Она пришла. «Ах, Маша, дашь?» –

 

хотел спросить и не спросил.

Ну, разве мог я знать тогда,

что в этой речке караси

и невозвратная вода?

 

Теперь я вовсе тот роман

уже не вспомню… Ну и что?

Садится солнце за лиман,

и нет в пустыне шапито.

 

В лохмотьях Азия, салют!

Над жёлтой, высохшей рекой

бредёт чудовищный верблюд,

и я другой, совсем другой.

 

 

* * *

Томик Пушкина, чайник и кассовый чек.

Синий свет монитора, а ночь холодна.

И за окнами тихий рождественский снег

опускается медленно-медленно на

голубые, чужие глаза фонарей.

Еле слышно по трубам куда-то бежит

закипевшая влага внутри батарей.

Я люблю. Я хотел бы, конечно, прожить

не хлебнув расставаний, не ведая бед.

Но густая меня обняла тишина,

и тоска закружилась, напала на след,

вдруг почуяв, что будет за всё прощена.

 

 

* * *

В сети одиночество – пустопорожние сплетни,

воинственной серости скучный крысиный набег.

Сижу обессиленный – руки повисли, как плети –

что если… я тоже?.. Что если такой человек

едва ли способен последнее точное слово

найти, этой жизни шумерский язык разгадав?

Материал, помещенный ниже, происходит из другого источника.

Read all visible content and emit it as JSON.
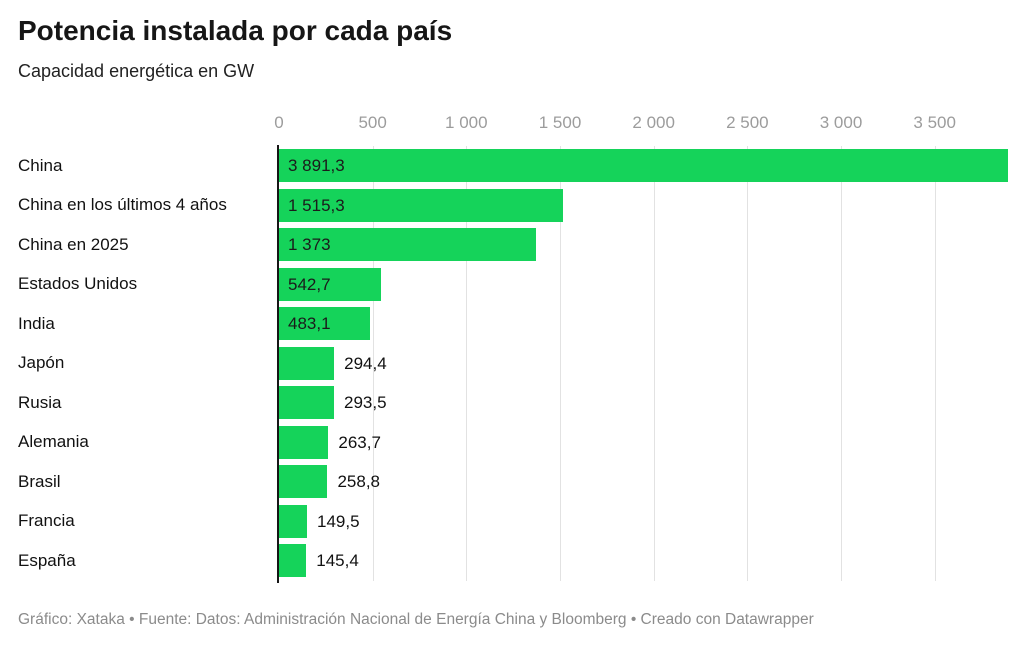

О, как я собой недоволен, и щёлкаю снова

по клавишам: www … Но иногда

сверкнёт в этом хаосе, словно из ладожской шхеры

маяк проблесковый в осенней ненастной ночи,

сомнение чьё-то – фундамент незыблемой веры,

и гулкое сердце, как эхо, во мне зазвучит.

 

 

* * *

В стране, где в моде секонд хенд ,

где главное – успех,

в ларьке подросток купит «Кент»,

в другом возьмёт на всех

Кагор «Церковный» или, нет,

«Монаха шёпот». Мир

похож, наверное, на бред.

Точнее, на гарнир,

что не доели с осетром

чиновники. Но, ах,

любви хотелось нам – о том

проклятья на губах,

о том, что нефть, и ПВО,

и Бог-торговец есть.

Здесь жить, – мы скажем, – это, о,

ещё какая честь!

Мол, каждый на две трети псих

и негодяй на треть…

Но…

можно в муках за других

достойно умереть!

 

 

* * *

Убираться в общественном грязном сортире

и допрашивать Бога: «За что я на свете

вечно буду осклизлой картошкой в мундире

у дежурки обедать на мятой газете,

выгребать из нетронутой урны посуду

и ложится под вечер дремать на скамейку?».

 

Может быть, это лучшее, что человеку

здесь даётся – поверить свободе, как чуду!

 

Вспоминает старик о прошедшем, и ропщет,

проклинает судьбу-прохиндейку, и плачет:

«Хорошо бы начать всё сначала, и проще

жизнь прожить, и закончить бы как-то иначе!»

 

 

* * *

Три гастарбайтера лопатами

ровняют пыльную щебёнку

и кроют всё на свете матами.

« Трендец !» – понятно и ребёнку.

 

Зачем же их чернорабочими

к нам занесло в края, где вьюги?

Асфальт разгружен на обочине

густой, дымящийся, упругий.

 

Пускай кричат слова безбожные,

чумазых, злых, усталых, жалко.

Бросает отсветы тревожные

катка внезапная мигалка.

 

 

* * *

Ишь, захотел чего, мечтатель!

Порядка!.. Полно, идиот!

Бумажки!.. Справочки!.. Печати!

И вот стоять, который год,

 

приходишь в тесный коридорчик:

«Вы кто?..» Пошлют куда-то в «Ж»!

Упрямый яростный комочек

ещё стучит, но жизнь уже

 

проходит в битве бесполезной

с машиной в смазке, блядь , в дыму.

Она гремит стрелой железной,

не подчиняясь никому.

 

 

* * *

Ночь над Русской равниной.

Страшный сон куполов:

щи с китайской свининой,

шорох лап из углов.

 

Скрипнет жёсткое ложе.

Чу, светильник погас!

Как пронзают до дрожи

угли яркие глаз!

 

В чёрных мантиях птицы:

«Никогда! Никогда!».

Всюду морги, больницы,

синяки-города.

 

Лязгнут двери железом.

Беса вырвется крик.

Только месяц над лесом

жёлт, как выпавший клык.

 

 

* * *

Возле бани спорили татарки,

отчего судьбина не мила?

Проезжали мимо иномарки,

во дворе черёмуха цвела.

Перестройка шла в стране, работа.

Много было дерзких, молодых.

Три таджика пиздили кого-то

у киоска весело в поддых ,

и « Сыктым ! – кричали, – получай-ка!»

Шёл с мольбертом псих один, чудак.

Шла в театре чеховская «Чайка».

Время шло проклятое вот так!

 

 

* * *

Недуга твоего печальные картины

в медкарточке : «Артроз коленных, локтевых».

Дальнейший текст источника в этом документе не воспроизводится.